By Karen Parr-Moody
For the past year, Americans have (mostly) stayed home due to the dreadfully stubborn Covid-19 virus and, consequently, we’ve gone DIY crazy. As we stared at the same four walls day after day, our focus on our living spaces increased. And we continue to harbor home improvement ideas to this day.
According to NPD Group, a data analytics firm, more than 40 percent of us have plans for post-pandemic DIY home improvement. The data also indicates that about one in 10 consumers has taken on home projects they would have hired out pre-pandemic. (Yes, some of us are doing our landscaping, maintenance, repairs, cleaning and even remodeling.)
GasLamp has long carried finds to help customers get moving with their DIY projects. Now, such finds are more apropos than ever.
A jumping-off spot is undoubtedly found in this treasure, a vintage 26-volume set of the Handyman Do-It-Yourself Encyclopedia ($50; Booth T-188). From the editors of Science & Mechanics magazine (“The magazine that shows you how”), this set features the words “Do It Yourself” emblazoned in gold on the cover. Topics include the repair and care of homes, autos and appliances, and lessons in successful vegetable and fruit growing. These books show you how to do just about anything you can imagine.
Don’t forget your ceiling when it comes to your DIY projects: It’s the fifth wall. It invites a simple but significant decorative element found in a ceiling medallion’s architectural detail. This vintage wood-and-gold-tone version at GasLamp is covered with six bold and scrolling acanthus leaves and a trim of classic circles that resembles egg-and-dart molding ($29.50; Booth T-206).

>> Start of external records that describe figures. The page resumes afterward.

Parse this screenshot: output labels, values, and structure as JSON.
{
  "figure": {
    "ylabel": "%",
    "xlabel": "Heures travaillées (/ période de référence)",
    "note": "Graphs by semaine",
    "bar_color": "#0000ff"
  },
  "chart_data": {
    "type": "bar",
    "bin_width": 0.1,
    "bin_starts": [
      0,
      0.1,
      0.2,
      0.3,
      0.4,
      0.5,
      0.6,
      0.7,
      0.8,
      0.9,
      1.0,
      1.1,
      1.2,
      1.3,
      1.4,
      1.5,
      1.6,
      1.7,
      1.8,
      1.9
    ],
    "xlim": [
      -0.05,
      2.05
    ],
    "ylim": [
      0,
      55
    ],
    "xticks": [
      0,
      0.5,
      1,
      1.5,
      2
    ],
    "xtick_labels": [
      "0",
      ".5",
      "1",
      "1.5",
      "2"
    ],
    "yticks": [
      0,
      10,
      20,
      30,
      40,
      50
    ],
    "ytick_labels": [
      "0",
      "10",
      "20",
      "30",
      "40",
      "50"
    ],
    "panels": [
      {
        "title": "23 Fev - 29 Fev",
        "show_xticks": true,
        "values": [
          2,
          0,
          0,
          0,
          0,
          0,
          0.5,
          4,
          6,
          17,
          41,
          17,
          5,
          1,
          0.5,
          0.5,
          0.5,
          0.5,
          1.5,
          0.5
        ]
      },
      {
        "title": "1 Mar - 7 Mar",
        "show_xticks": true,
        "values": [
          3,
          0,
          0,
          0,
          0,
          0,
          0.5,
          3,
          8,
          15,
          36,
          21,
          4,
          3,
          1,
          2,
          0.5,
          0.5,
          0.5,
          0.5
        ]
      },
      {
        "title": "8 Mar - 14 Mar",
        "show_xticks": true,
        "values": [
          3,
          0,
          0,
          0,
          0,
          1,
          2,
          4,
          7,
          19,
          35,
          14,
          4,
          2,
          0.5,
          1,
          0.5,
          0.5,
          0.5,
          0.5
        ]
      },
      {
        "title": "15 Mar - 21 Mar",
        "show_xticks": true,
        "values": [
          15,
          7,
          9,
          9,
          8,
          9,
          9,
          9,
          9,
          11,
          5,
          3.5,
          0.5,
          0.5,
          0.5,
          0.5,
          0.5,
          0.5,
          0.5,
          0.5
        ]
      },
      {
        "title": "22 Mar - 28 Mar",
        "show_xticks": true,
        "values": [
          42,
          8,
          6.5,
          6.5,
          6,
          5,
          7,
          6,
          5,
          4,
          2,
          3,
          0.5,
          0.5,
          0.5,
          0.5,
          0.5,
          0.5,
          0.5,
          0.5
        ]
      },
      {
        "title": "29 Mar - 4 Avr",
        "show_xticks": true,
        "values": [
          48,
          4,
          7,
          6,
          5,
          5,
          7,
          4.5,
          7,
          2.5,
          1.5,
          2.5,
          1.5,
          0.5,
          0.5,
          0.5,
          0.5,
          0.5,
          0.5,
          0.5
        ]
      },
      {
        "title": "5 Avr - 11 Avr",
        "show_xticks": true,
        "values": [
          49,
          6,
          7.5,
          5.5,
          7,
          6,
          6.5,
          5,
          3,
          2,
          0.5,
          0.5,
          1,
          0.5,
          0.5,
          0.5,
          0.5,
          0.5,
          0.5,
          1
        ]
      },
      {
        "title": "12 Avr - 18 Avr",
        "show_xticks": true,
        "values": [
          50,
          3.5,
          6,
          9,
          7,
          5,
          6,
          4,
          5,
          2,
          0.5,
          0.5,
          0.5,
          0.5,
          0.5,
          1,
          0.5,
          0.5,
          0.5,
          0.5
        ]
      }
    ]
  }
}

A center hole allows for its use in adding character to chandeliers, light fixtures and ceiling fans.
In the words of the iconic interior designer Dorothy Draper, “The color of your front door announces your personality to the world.” That truism extends to the door’s hardware, which can be equally statement-making. For those who adore history, these bronze Victorian hinges have it: They were manufactured by Sargent & Co., which crafted the hinges for Abraham Lincoln’s coffin after he died on April 15, 1865 ($85; Booth T-290).
Lincoln’s assassination occurred one year after the Sargent & Co. plant opened for business in New Haven, Connecticut. Known as one of the great American manufacturers, Sargent & Co. crafted high-quality hardware that antique collectors seek today. These hinges at GasLamp feature natural motifs of flowers and grasses; they would certainly make someone’s front door shine.
Here’s an easy fixer-upper that’s just one string away from being operable! This rare 12-string classical guitar is missing a single string; it awaits a guitarist who can fix it to add an extra dimension to his or her playing ($600; Booth B-2003). This niche instrument’s extra strings give it a wider frequency range, lending ethereal notes to a performance. The 12-string guitar became popular in the 1960s due to The Beatles and The Beach Boys’ influence. So, a technically adventurous player – and technically skilled – can tie a new string on this 12-string guitar and experience a transformation.
Any DIY-er worth his or her salt must have a pocketknife – and why not carry a stylish one? This one is a fantastic Bulldog Brand folding knife, made in Solingen, Germany ($100; Showcase S-121). Called a “Tobacco Tribute” knife, it features a stag handle in gorgeous cream-and-chocolate tones.
Whether driven by cost savings, product shortages or extra time at home, millions of Americans have embraced do-it-yourselfism while hunkering down during the pandemic. One doesn’t have to raise backyard chickens or start beekeeping to take the DIY plunge – a trip to GasLamp will reveal many projects that won’t even get you dirty.